Reading over the comments from my last post I see my previous answer must have been incredibly confusing. Let me try again. The yeast being used is dried. To make it wet and living you need to add clean water or preferably clean wort to it. Wort is the sugar water extracted from your grain. The temperature you should make the yeast wet at should be close to 38 degrees Celsius. If the temperature is any lower than this, your fermentation won’t be as quick or active. For any of you who are interested re-hydration at 38 degrees Celsius will yield 60-70% viability, 20 degrees Celsius 30-40% viability and 4 degrees Celsius 20-25% viability. This is a separate process from adding the yeast to the beer. When you are wetting the yeast with wort or water you are making something called yeast slurry.

Once you have made your yeast slurry. Let it sit for five to ten minutes stirring occasionally. The beer you are making is totally separate. The temperature of your beer can be 20 degrees Celsius, but since this is a lager, it can also be lower than 20. Most lager strains will work happily at 13 degrees Celsius. Once your slurry is mixed you will pour the slurry along with your soon to be beer into whatever you are using for a fermentation vessel. This is called pitching. You are not throwing the bag of yeast directly into the wort and this wort is not at some outrageous temperature. The high temperature is just for making the slurry. This temperature will not kill the yeast it will make it more alive.

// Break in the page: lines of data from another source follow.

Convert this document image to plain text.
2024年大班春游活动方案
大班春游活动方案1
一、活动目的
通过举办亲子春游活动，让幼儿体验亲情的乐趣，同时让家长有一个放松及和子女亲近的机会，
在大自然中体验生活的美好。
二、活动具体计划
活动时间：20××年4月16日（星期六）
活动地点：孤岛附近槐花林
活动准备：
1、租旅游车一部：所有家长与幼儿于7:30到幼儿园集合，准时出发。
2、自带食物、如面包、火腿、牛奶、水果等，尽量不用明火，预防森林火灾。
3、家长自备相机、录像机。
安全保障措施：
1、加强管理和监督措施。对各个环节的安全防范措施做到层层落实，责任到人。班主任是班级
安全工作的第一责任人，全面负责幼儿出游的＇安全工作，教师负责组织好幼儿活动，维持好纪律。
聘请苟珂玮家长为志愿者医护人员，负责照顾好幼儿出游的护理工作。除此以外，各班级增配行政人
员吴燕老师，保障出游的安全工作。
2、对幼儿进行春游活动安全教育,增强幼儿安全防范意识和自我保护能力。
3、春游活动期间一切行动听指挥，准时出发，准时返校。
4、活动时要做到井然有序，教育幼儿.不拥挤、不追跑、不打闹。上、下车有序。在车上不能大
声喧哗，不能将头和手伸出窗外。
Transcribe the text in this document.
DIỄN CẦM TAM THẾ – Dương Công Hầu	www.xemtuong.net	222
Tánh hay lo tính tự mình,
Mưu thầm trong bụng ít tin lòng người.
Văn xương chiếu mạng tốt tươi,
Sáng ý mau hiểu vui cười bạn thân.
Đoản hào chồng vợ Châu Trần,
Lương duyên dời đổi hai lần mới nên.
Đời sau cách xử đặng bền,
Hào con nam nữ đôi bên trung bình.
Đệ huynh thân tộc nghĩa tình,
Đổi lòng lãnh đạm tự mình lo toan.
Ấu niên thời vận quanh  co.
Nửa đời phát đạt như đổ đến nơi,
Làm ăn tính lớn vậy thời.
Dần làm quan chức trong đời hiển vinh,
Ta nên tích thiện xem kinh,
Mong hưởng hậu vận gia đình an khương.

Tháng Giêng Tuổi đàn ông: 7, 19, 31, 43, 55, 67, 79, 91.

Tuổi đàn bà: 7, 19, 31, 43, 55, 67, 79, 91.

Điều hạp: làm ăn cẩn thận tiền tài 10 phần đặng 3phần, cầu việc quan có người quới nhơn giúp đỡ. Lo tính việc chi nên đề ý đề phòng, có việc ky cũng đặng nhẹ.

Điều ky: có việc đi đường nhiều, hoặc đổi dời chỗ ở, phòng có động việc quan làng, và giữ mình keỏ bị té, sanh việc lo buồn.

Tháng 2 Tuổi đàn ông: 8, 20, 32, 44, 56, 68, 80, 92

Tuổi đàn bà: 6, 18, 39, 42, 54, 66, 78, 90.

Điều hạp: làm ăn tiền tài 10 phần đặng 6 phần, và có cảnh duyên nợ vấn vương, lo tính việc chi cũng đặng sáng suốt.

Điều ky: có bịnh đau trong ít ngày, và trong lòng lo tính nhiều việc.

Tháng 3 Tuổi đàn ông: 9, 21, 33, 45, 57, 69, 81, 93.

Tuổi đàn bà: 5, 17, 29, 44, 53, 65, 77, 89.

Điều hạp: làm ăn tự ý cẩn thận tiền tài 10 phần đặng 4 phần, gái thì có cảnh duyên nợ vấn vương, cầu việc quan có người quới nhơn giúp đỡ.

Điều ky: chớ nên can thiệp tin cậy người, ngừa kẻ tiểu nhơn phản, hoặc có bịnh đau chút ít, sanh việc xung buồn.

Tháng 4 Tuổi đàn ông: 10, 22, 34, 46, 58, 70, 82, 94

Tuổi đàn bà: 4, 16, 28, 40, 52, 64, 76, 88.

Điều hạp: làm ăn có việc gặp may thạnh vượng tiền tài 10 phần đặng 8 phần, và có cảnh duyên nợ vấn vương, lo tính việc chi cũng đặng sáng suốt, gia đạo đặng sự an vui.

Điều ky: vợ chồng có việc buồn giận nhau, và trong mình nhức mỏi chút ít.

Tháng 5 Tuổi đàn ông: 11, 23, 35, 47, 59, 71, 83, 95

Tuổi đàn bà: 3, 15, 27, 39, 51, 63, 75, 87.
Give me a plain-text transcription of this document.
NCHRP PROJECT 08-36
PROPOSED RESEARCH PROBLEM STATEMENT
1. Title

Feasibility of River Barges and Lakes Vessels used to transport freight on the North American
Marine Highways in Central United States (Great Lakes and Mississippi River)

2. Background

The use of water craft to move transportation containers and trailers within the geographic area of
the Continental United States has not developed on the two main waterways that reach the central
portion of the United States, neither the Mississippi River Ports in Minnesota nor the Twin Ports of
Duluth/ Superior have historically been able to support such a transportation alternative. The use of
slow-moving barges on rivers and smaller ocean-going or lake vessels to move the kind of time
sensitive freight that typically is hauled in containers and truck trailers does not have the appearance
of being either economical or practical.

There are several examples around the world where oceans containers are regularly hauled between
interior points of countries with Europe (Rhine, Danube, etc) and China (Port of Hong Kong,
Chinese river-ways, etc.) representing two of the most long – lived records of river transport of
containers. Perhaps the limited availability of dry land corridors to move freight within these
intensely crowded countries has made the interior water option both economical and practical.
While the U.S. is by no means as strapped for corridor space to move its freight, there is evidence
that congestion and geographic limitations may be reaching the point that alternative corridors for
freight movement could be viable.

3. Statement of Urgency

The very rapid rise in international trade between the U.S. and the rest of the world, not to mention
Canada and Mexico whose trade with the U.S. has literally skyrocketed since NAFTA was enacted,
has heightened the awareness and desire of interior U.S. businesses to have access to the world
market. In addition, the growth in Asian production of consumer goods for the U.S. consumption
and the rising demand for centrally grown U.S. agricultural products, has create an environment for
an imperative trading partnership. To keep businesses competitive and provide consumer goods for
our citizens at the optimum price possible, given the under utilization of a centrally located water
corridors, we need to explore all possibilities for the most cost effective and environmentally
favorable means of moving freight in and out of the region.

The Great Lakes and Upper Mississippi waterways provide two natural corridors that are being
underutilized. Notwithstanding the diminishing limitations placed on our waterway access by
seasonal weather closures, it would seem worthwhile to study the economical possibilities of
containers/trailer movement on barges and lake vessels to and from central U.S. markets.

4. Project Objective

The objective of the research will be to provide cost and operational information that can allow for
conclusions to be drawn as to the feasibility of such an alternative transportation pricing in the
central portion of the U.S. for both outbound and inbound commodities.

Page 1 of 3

  • How do you rectify your answer versus fermentis 23C rec? Not knocking your answer, just looking for clarity.
    – brewchez
    Commented Feb 9, 2010 at 13:19
  • Re-hydration temperatures are typically high to improve viability in laboratory procedures. Some published in the Journal of the Institute of Brewing and the Journal of Brewing Science. I don’t really have time to go through and pull out multiple sources to justify my advice. Industrially, high hydration temperatures are used to conserve slurring time and reduce contamination risks. Most these processes have heat exchangers for rapid cooling.
    – Adam
    Commented Feb 9, 2010 at 21:55
  • You did not specify in your query a specific yeast product or size. As you will see the guidelines specified by your provider require up to a half hour of preparation time while I outlined five minutes. I would strongly advise you to follow the directions written on the packet. The lager you will produce will meet quality specification, but your yeast will be more than half dead at the end of the fermentation and I would not advise reusing the product in another brew.